Ни в Одессе, ни потом в родной Васильевке, в мае — июле, к занятиям Гоголь еще не приступает. «Я еще ни за что не принимался, — пишет он из Васильевки Плетневу 7 июня: — Покуда отдыхаю от дороги. Брался было за перо, но или жар утомляет меня, или я всё еще не готов; а между тем чувствую, что, может, еще никогда не был так нужен труд, составляющий предмет давних обдумываний моих и помышлений, как в нынешнее время». [115] Лишь в середине октября обосновавшись в Москве, Гоголь приступает, наконец, к началу работы. Труд над «Мертвыми душами» вступил в новый фазис.
115
Ср. письма к С. П. Шевыреву от 14 июня, к В. А. Жуковскому от 15 июня и С. Т. Аксакову от 12 июля 1848 г.

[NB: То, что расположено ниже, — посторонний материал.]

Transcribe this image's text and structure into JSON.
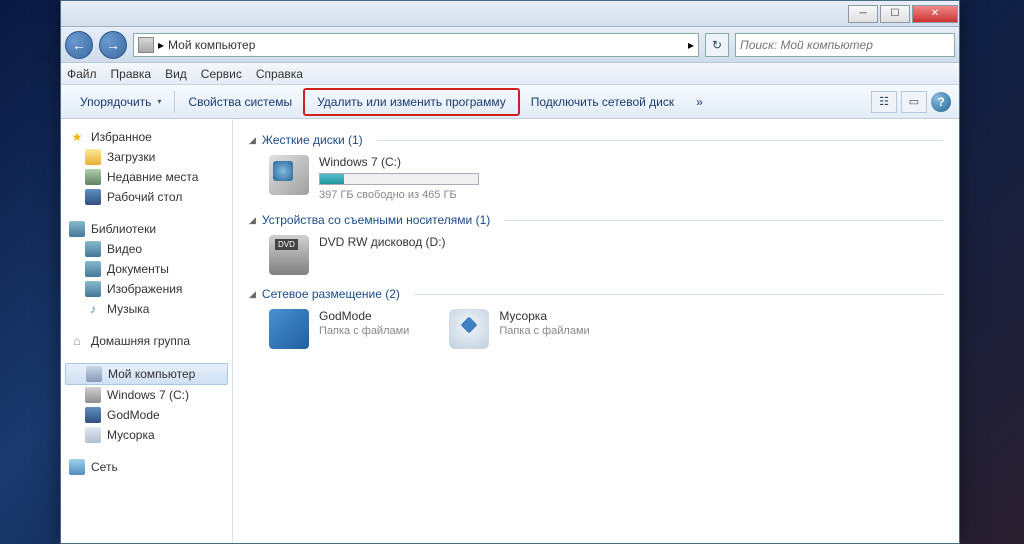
{
  "titlebar": {
    "min": "─",
    "max": "☐",
    "close": "✕"
  },
  "nav": {
    "back": "←",
    "fwd": "→",
    "path": "Мой компьютер",
    "sep": "▸",
    "refresh": "↻"
  },
  "search": {
    "placeholder": "Поиск: Мой компьютер",
    "icon": "🔍"
  },
  "menu": {
    "file": "Файл",
    "edit": "Правка",
    "view": "Вид",
    "service": "Сервис",
    "help": "Справка"
  },
  "toolbar": {
    "organize": "Упорядочить",
    "dd": "▾",
    "props": "Свойства системы",
    "uninstall": "Удалить или изменить программу",
    "netdrive": "Подключить сетевой диск",
    "more": "»",
    "view_icon": "☷",
    "pane_icon": "▭",
    "help": "?"
  },
  "sidebar": {
    "fav": "Избранное",
    "fav_items": [
      "Загрузки",
      "Недавние места",
      "Рабочий стол"
    ],
    "lib": "Библиотеки",
    "lib_items": [
      "Видео",
      "Документы",
      "Изображения",
      "Музыка"
    ],
    "home": "Домашняя группа",
    "comp": "Мой компьютер",
    "comp_items": [
      "Windows 7 (C:)",
      "GodMode",
      "Мусорка"
    ],
    "net": "Сеть"
  },
  "content": {
    "g1": "Жесткие диски (1)",
    "drive_name": "Windows 7 (C:)",
    "drive_free": "397 ГБ свободно из 465 ГБ",
    "drive_fill_pct": 15,
    "g2": "Устройства со съемными носителями (1)",
    "dvd_name": "DVD RW дисковод (D:)",
    "g3": "Сетевое размещение (2)",
    "god_name": "GodMode",
    "god_sub": "Папка с файлами",
    "bin_name": "Мусорка",
    "bin_sub": "Папка с файлами"
  }
}
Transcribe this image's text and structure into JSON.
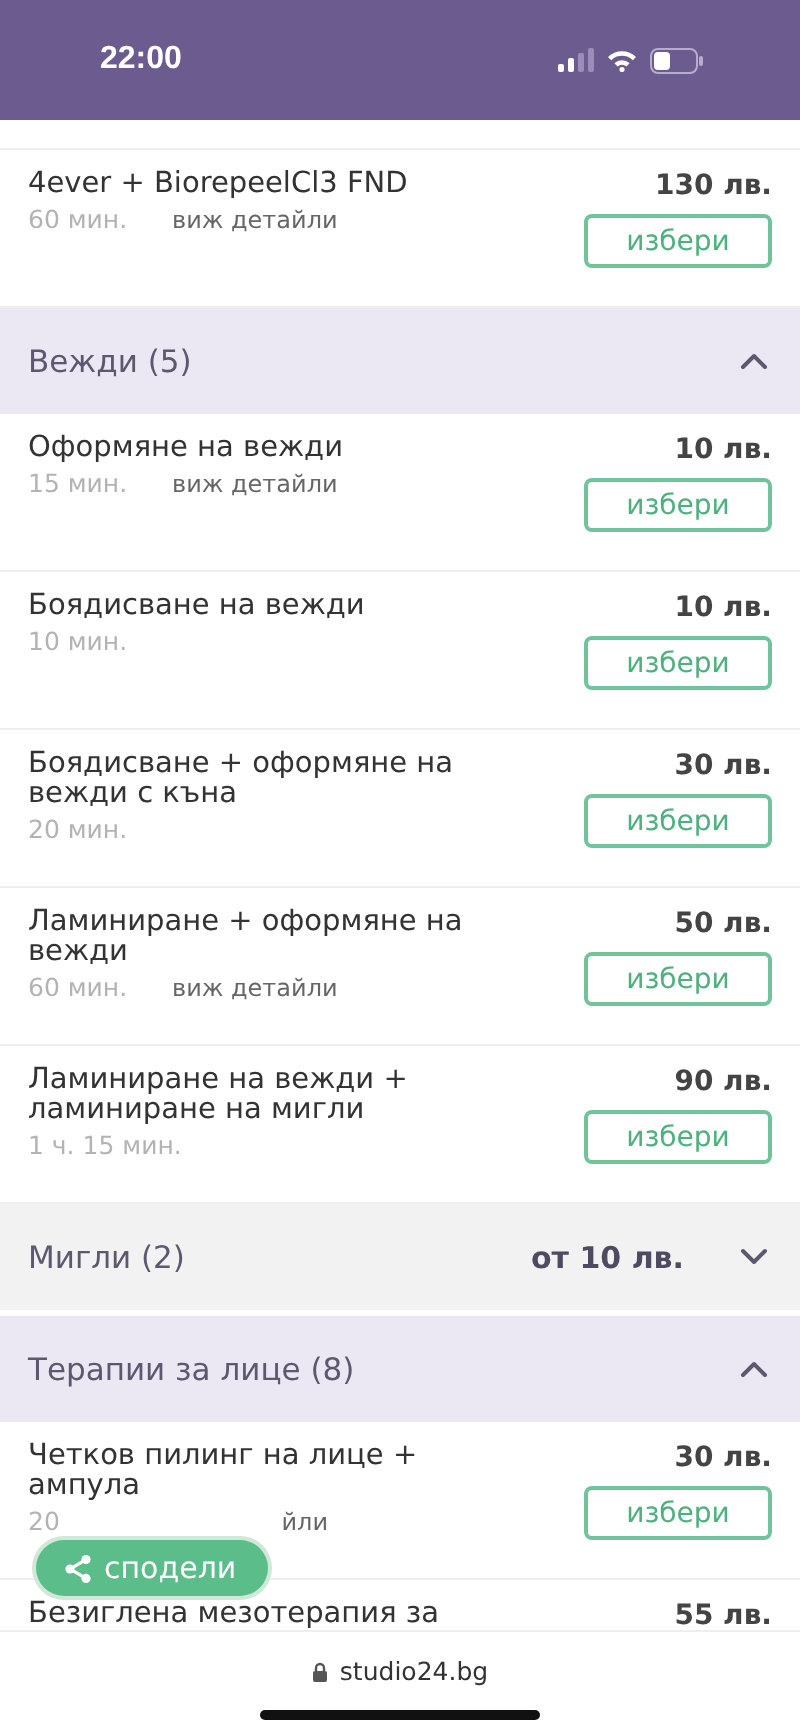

А. М. Виельгорской Гоголь сообщает из Москвы (29 октября) о близости давно ожидаемого момента: «Я еще не тружусь так, как бы хотел… еще нет этого благодатного расположения духа, какое нужно для того, чтобы творить. Но душа кое-что чует и сердце исполнено трепетного ожидания этого желанного времени». «Принимаюсь серьезно обдумывать тот труд, — пишет он 18 ноября Смирновой, — для которого дал бог средства и силы». «Соображаю, думаю и обдумываю второй том „Мертвых душ“, — двумя днями позже пишет Гоголь Плетневу. — Прежде чем примусь серьезно за перо, хочу назвучаться русскими звуками и речью. Боюсь нагрешить противу языка». А в марте 1849 г., подводя небольшой итог сделанному, Гоголь жалуется: «Работа моя шла как-то вяло, туго и мало оживлялась благодатным огнем вдохновения». [116] Тем не менее, всё же шла; в письме к Плетневу от 3 апреля читаем: «хоть и не так тружусь, как бы следовало, но спасибо богу и за это». А в письме к Жуковскому от 14 мая 1849 г. имеются уже первые признаки авторского удовлетворения достигнутым результатом: «Жду нетерпеливо прочесть тебе всё, что среди колебаний и тревог удалось создать». Жуковский не приехал, однако, ни в Петербург (куда готов был выехать Гоголь), ни в Москву. И первое авторское чтение написанного за истекшую зиму состоялось у Смирновой.
116
Письмо к А. М. Виельгорской от 30 марта 1849 г.